Secara psikologis, masyarakat akan mengalami gegar budaya ekonomi. Ketidakpastian akan menciptakan perilaku irasional. Keputusan yang terburu-buru oleh para pemegang dana bisa menyebabkan bubble di sektor properti atau aset fisik lainnya.
TINA adalah sebuah provokasi intelektual yang memaksa kita keluar dari zona nyaman pemikiran ekonomi neoliberal yang selama ini mendominasi. Ini adalah tantangan untuk memikirkan ulang peran negara dalam mengatur lalu lintas kapital.
Namun, sebagai entitas yang berpikir kritis, kita harus membedakan antara “ide yang menggugah” dan “kebijakan yang dapat dieksekusi”. Ide ini indah dalam simetri matematisnya, namun mungkin berantakan dalam realitas perilaku manusia yang kompleks.
Secara metaforis, Fahd ingin membakar jembatan agar pasukan tidak punya pilihan selain bertempur dan menang.
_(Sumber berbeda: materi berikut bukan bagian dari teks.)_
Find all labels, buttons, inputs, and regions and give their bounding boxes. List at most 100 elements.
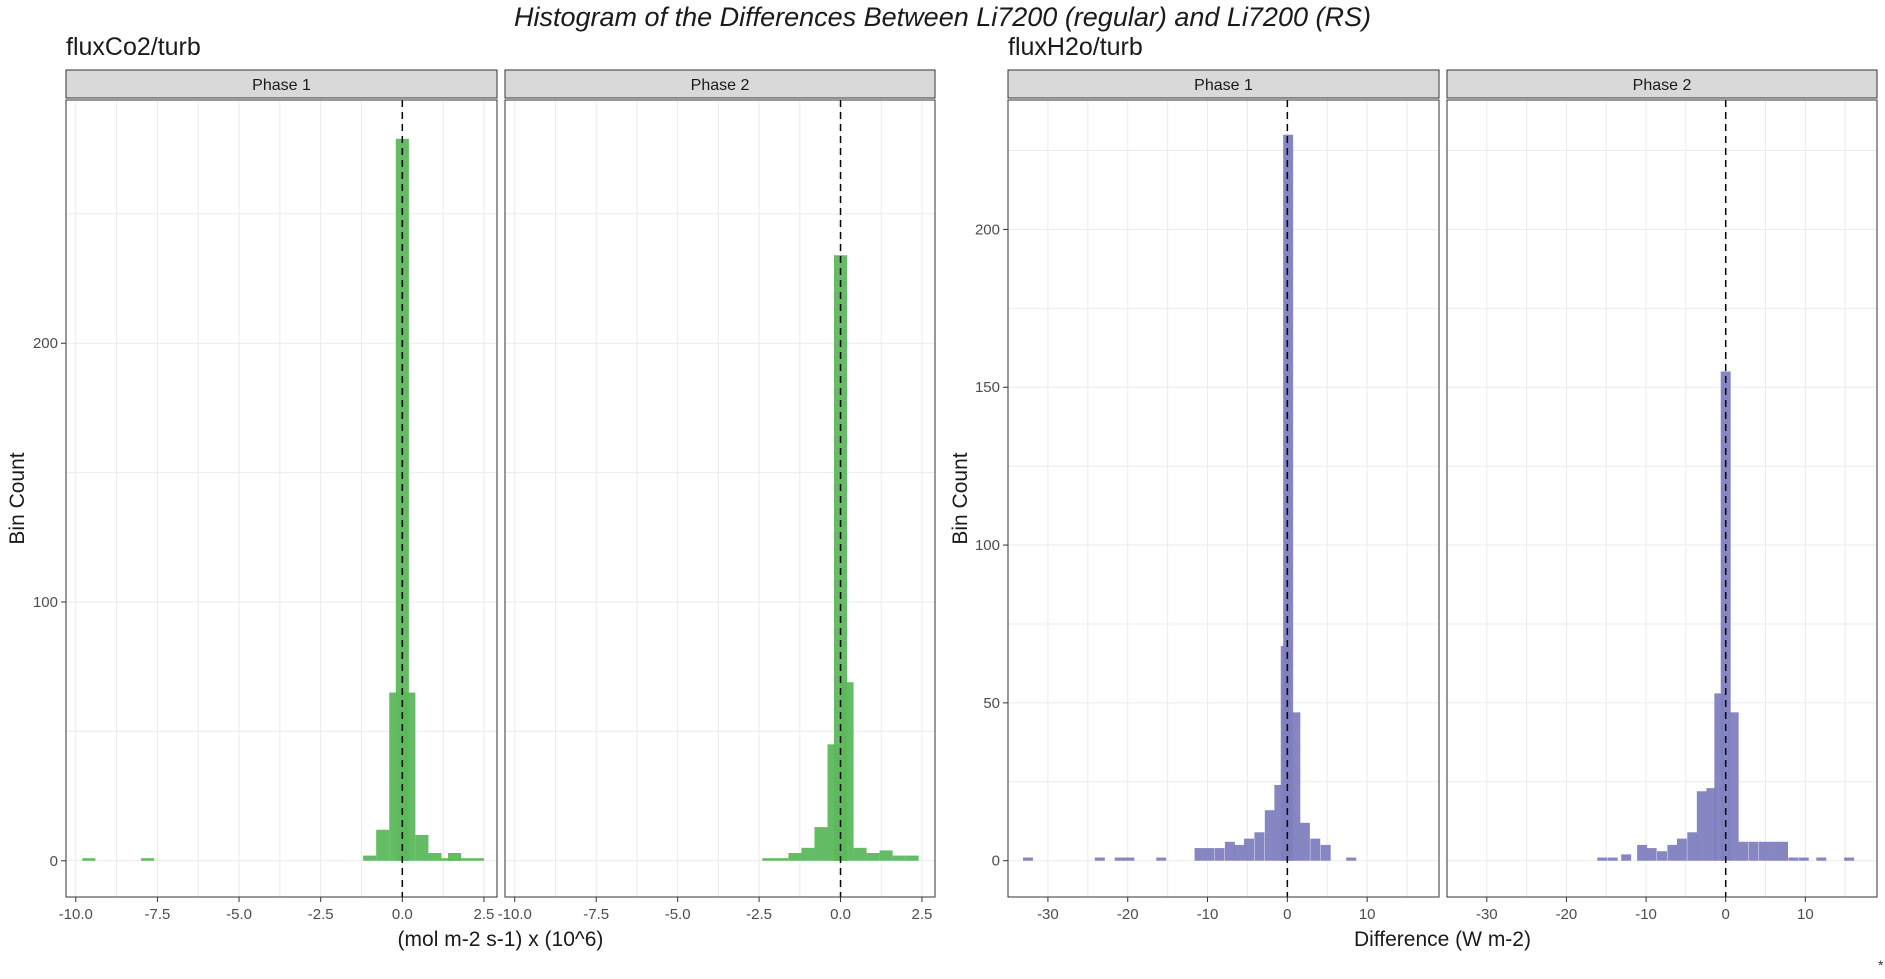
histogram-bar — [1798, 857, 1809, 861]
histogram-bar — [1022, 857, 1033, 861]
histogram-bar — [1778, 841, 1789, 861]
x-tick-label: -7.5 — [144, 906, 170, 923]
histogram-bar — [415, 834, 429, 861]
x-tick-label: -10.0 — [498, 906, 532, 923]
x-tick-label: -20 — [1556, 906, 1578, 923]
x-tick-label: -2.5 — [308, 906, 334, 923]
x-tick-label: 0 — [1722, 906, 1730, 923]
histogram-bar — [448, 853, 462, 861]
x-tick-label: 10 — [1359, 906, 1376, 923]
x-tick-label: -10 — [1197, 906, 1219, 923]
y-axis-title: Bin Count — [949, 452, 972, 544]
x-tick-label: -30 — [1037, 906, 1059, 923]
x-tick-label: -2.5 — [746, 906, 772, 923]
histogram-bar — [363, 855, 377, 861]
facet-strip-label: Phase 1 — [1194, 77, 1253, 94]
y-tick-label: 100 — [975, 537, 1000, 554]
x-tick-label: 0 — [1283, 906, 1291, 923]
histogram-bar — [1290, 712, 1301, 861]
histogram-bar — [853, 847, 867, 861]
histogram-bar — [1714, 693, 1725, 861]
x-tick-label: -10 — [1635, 906, 1657, 923]
co2-subtitle: fluxCo2/turb — [66, 33, 201, 61]
histogram-bar — [1264, 810, 1275, 861]
y-axis-title: Bin Count — [6, 452, 29, 544]
y-tick-label: 200 — [975, 221, 1000, 238]
x-tick-label: -5.0 — [665, 906, 691, 923]
facet-strip-label: Phase 1 — [252, 77, 311, 94]
facet-strip — [504, 69, 936, 99]
facet-strip-label: Phase 2 — [691, 77, 750, 94]
y-tick-label: 50 — [983, 695, 1000, 712]
facet-strip — [65, 69, 498, 99]
histogram-bar — [1156, 857, 1167, 861]
histogram-bar — [1687, 832, 1698, 861]
histogram-bar — [1244, 838, 1255, 861]
panel-border — [1007, 99, 1440, 898]
histogram-bar — [1283, 134, 1294, 861]
histogram-bar — [866, 853, 880, 861]
histogram-bar — [1254, 832, 1265, 861]
histogram-bar — [788, 853, 802, 861]
histogram-bar — [1194, 848, 1205, 861]
histogram-bar — [1621, 854, 1632, 861]
x-tick-label: -7.5 — [583, 906, 609, 923]
histogram-bar — [1607, 857, 1618, 861]
histogram-bar — [470, 858, 484, 861]
y-tick-label: 0 — [50, 853, 58, 870]
histogram-bar — [1738, 841, 1749, 861]
chart-title: Histogram of the Differences Between Li7… — [514, 2, 1371, 32]
x-tick-label: -30 — [1476, 906, 1498, 923]
histogram-bar — [1274, 784, 1285, 861]
histogram-bar — [762, 858, 776, 861]
histogram-bar — [82, 858, 96, 861]
x-tick-label: 2.5 — [912, 906, 933, 923]
histogram-bar — [1597, 857, 1608, 861]
histogram-bar — [1748, 841, 1759, 861]
histogram-bar — [1234, 844, 1245, 861]
histogram-bar — [775, 858, 789, 861]
x-tick-label: 0.0 — [392, 906, 413, 923]
histogram-bar — [1637, 844, 1648, 861]
x-tick-label: -20 — [1117, 906, 1139, 923]
histogram-bar — [402, 692, 416, 861]
histogram-bar — [1224, 841, 1235, 861]
x-tick-label: -10.0 — [59, 906, 93, 923]
histogram-bar — [879, 850, 893, 861]
histogram-bar — [1204, 848, 1215, 861]
histogram-bar — [1299, 822, 1310, 861]
histogram-bar — [1844, 857, 1855, 861]
histogram-bar — [1346, 857, 1357, 861]
histogram-bar — [457, 858, 471, 861]
histogram-bar — [1667, 844, 1678, 861]
histogram-bar — [1768, 841, 1779, 861]
histogram-bar — [1214, 848, 1225, 861]
x-tick-label: 10 — [1797, 906, 1814, 923]
histogram-bar — [1124, 857, 1135, 861]
histogram-bar — [1728, 712, 1739, 861]
x-tick-label: 2.5 — [474, 906, 495, 923]
histogram-bar — [1788, 857, 1799, 861]
histogram-bar — [1758, 841, 1769, 861]
histogram-bar — [141, 858, 155, 861]
footnote-mark: * — [1878, 957, 1884, 973]
histogram-bar — [1696, 791, 1707, 861]
histogram-bar — [1657, 851, 1667, 861]
panel-border — [65, 99, 498, 898]
histogram-bar — [1094, 857, 1105, 861]
facet-strip — [1446, 69, 1878, 99]
y-tick-label: 100 — [33, 594, 58, 611]
x-tick-label: -5.0 — [226, 906, 252, 923]
histogram-bar — [814, 827, 828, 861]
histogram-bar — [428, 853, 442, 861]
panel-border — [1446, 99, 1878, 898]
facet-strip — [1007, 69, 1440, 99]
histogram-bar — [1646, 848, 1657, 861]
histogram-bar — [801, 847, 815, 861]
histogram-bar — [892, 855, 906, 861]
histogram-bar — [376, 829, 390, 861]
panel-border — [504, 99, 936, 898]
x-axis-title: Difference (W m-2) — [1354, 928, 1531, 951]
histogram-bar — [1320, 844, 1331, 861]
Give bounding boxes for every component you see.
Strategi ini legendaris, namun risikonya adalah jika pertempuran gagal, tidak ada jalan pulang untuk menyelamatkan sisa-sisa pasukan.
Kita harus mengapresiasi keberanian untuk berpikir out of the box Wacana ini memperkaya diskursus nasional yang sering kali terlalu teknokratis dan kurang imajinatif, ungkapnya.
Pada akhirnya, TINA bukan sekadar tentang suku bunga atau capital flight. Ini adalah tentang bagaimana kita memaknai kedaulatan ekonomi di tengah arus globalisasi yang tak terelakkan.
Apakah Indonesia siap untuk menjadi laboratorium bagi eksperimen ekonomi yang radikal ini? Pertanyaan ini tidak memiliki jawaban sederhana, karena jawabannya terletak pada kematangan institusi dan kedewasaan pelaku ekonomi kita.
Mengambil keputusan dengan risikonya adalah esensi dari kepemimpinan. Namun, memilih antara kebebasan pasar yang tidak terkendali dan kendali negara yang otoriter adalah dilema klasik yang belum menemukan titik keseimbangan sempurna.
Mari kita terus menguji gagasan ini dengan data dan argumen yang lebih dalam, alih-alih menelannya mentah-mentah atau menolaknya tanpa telaah.
Kekuatan sebuah bangsa tidak hanya terletak pada kekayaan alamnya, melainkan pada ketajaman pikiran anak bangsanya dalam merumuskan jalan keluar di saat tidak ada alternatif yang tersisa, tutup dosen yang mengajar di Negeri Jiran ini, tutupnya.